Wednesday, November 19, 2008

Beam Me Up...Please? I Really Mean It!

When you were younger, maybe you played the game of "telephone" like I did, when someone whispered a phrase in their neighbor's ear, which was then repeated in whispers to a circle of people, so that the last person left said out loud what the remaining message had translated to. I'm sure you remember that the outcome of the message almost never had anything at all to do with the original message. The difference between the original message and the final one was often quite comical - laugh out loud funny, as I recall, and this was often the point. It was entertainment. 
In real life, however, when your message gets distorted, or even lost, it's not a good thing. Our recent presidential election highlights the importance of sticking to a message consistently in order to get the desired result. We use all the communication tools available to us -- blogs, newsletter, social networks,  to get our message out. And yet with all the emphasis on technology today, we tend to lose sight of the importance of direct, in person, communication, and we are startled at the number of miscommunications that occur live, not to mention e-mail, video, or anything else. 

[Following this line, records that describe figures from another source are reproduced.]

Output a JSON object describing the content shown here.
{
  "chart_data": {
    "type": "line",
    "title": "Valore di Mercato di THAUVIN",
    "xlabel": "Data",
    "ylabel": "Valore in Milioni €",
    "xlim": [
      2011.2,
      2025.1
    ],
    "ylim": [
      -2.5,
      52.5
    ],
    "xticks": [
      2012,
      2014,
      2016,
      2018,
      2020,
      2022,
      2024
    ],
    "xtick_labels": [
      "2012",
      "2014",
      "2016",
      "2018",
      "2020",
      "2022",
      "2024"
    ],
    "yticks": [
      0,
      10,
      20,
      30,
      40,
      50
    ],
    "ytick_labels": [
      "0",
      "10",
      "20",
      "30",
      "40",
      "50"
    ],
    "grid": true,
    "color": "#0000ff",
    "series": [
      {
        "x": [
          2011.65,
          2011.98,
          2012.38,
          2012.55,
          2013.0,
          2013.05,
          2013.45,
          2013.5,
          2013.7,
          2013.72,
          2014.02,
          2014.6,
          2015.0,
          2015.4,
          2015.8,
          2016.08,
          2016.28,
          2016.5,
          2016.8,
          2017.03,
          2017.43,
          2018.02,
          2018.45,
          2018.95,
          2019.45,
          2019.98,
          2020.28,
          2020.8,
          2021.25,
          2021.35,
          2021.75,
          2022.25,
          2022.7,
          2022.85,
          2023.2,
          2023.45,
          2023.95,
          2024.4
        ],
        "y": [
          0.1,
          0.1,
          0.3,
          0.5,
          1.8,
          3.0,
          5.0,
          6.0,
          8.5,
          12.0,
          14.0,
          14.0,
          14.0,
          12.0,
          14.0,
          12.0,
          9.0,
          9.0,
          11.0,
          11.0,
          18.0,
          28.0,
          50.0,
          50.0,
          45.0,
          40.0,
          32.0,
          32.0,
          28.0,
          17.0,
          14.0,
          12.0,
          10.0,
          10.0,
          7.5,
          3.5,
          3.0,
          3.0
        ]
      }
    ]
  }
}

The truth is, technology doesn't mean anything without the people to back it up. In business, people drive the technology, and the business owner needs to not only get out their message effectively and accurately to potential clients, but they must listen closely to what clients need and want in order to take relevant action, whether it be a proposal, finding resource information, starting on a new project, etc. 

Consequently, the client needs to communicate clearly what their needs and goals are, and they need to give careful consideration of these factors on their own before even meeting with the consultant. When an actual meeting takes place and the client flip flops on what they want, it only creates confusion, unless there is a strong coaching element to the job and the client is encouraged to entertain multiple scenarios. 

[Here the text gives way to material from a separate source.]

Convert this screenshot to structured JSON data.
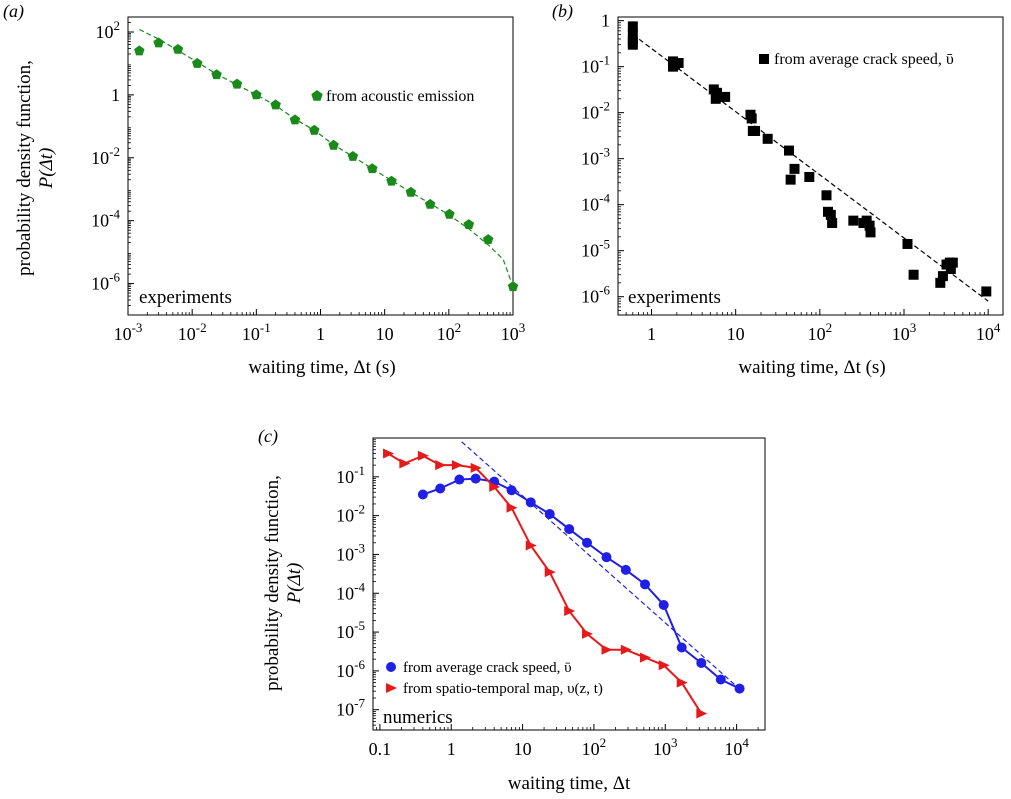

Here are some helpful tips to avoiding miscommunications, for both the client and business owner:
1. Take notes during your initial meeting, and before the meeting ends, go over the notes together to make sure they are accurate. Be sure the notes include: time frame, deadlines, persons involved, deliverables expected, fees and costs, and any other further comments and follow up. 
2. The consultant should send a follow up e-mail highlighting the main points of the meeting and future action to be taken. The client should sign off on this memo.
3. Before embarking on a large project, the consultant should send a sample, or excerpt of the project in its draft stages so the client as a sense of where the project is going and can make adjustments accordingly. 
4. If the consultant encounters any unexpected obstacles or challenges, they should notify the client immediately. Usually, these challenges can be met effectively once they are defined. 

Let me know if you have any useful client/consultant tips. And in the meantime...no need to whisper.